State v. Sweeney

Cotter, J.

(dissenting). The majority opinion establishes the rule that there is probable cause to believe that General Statutes § 53-175 is criminally violated in a set of circumstances in which an individual, in the precise words of the court’s finding, “hollered in a very loud voice that the detectives were picking on him, that he didn’t do anything, that they had no right to hold him” and that “people appeared on the scene . . . and . . . returned from whence they came when the detectives identified themselves” on the premise that such deportment constitutes disorderly conduct. The defendant did not engage in any profanity, obscenities or physical abuse, common to cases of this nature involving disorderly conduct. See cases such as Thompson v. Louisville, 362 U.S. 199, 80 S. Ct. 624, 4 L. Ed. 2d 654; Chaplinsky v. New Hampshire, 315 U.S. 568, 572, 62 S. Ct. 766, 86 L. Ed. 1031. Oral remonstrance, without the use of abusive epithets or indignities directed toward an officer, although bad manners, is not considered to be disorderly conduct. See Landry v. Daley, 288 F. Sup. 183, 187 (N.D. Ill.); Oratowski v. Civil Service Commission, 3 Ill. App. 2d 551, 561, 123 N.E.2d 146. It is to be noted that a statute defining disorderly conduct is to be construed strictly; Commonwealth v. Lombard, 321 Mass. 294, 296, 73 N.E.2d 465; in favor of the accused; Lewis v. Commonwealth, 184 Va. 69, 73, *49234 S.E.2d 389; and against the prosecution. Hackney v. Commonwealth, 186 Va. 888, 892, 45 S.E.2d 241; see 27 C.J.S., Disorderly Conduct, § 1 (1). One may engage in his right to speak freely for the purpose of protesting, and, “[w]hen an individual seeks to pursue his constitutionally protected rights, criminality is not to be assessed against him on a super-sensitive standard.” State v.

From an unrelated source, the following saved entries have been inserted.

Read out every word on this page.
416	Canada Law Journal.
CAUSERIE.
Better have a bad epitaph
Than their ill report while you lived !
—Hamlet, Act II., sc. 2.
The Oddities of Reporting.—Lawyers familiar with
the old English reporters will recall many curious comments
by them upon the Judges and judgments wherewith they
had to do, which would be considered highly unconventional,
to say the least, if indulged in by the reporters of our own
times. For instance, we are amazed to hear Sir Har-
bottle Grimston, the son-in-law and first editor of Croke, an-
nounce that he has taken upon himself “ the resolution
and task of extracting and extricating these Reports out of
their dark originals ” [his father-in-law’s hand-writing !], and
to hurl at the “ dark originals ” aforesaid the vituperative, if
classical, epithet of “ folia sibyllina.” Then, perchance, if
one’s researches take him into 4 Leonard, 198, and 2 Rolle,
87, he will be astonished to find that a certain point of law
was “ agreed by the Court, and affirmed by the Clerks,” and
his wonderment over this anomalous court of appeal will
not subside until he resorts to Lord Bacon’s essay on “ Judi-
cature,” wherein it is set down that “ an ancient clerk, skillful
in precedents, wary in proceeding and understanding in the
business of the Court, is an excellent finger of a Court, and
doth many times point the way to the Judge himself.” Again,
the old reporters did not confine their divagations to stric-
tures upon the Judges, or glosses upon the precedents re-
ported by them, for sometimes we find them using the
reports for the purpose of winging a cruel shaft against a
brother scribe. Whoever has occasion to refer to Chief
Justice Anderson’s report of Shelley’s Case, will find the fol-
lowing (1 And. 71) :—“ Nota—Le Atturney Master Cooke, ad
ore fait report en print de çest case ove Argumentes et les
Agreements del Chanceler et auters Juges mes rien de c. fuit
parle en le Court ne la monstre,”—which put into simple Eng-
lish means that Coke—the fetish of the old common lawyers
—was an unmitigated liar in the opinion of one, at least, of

Givens, 28 Wis. 2d 109, 122, 135 N.W.2d 780; 12 Am. Jur. 2d, Breach of Peace and Disorderly Conduct, § 38; 6 Am. Jur. 2d, Assault and Battery, § 79. Disorderly conduct is based on the principle that in an organized society a person should so conduct himself with decency and propriety as not unreasonably to offend the sensibilities of others in the community, but it does not contemplate the application of a supersensitive or overly puritanical standard in measuring the conduct of an individual. State v. Givens, supra. I dissent.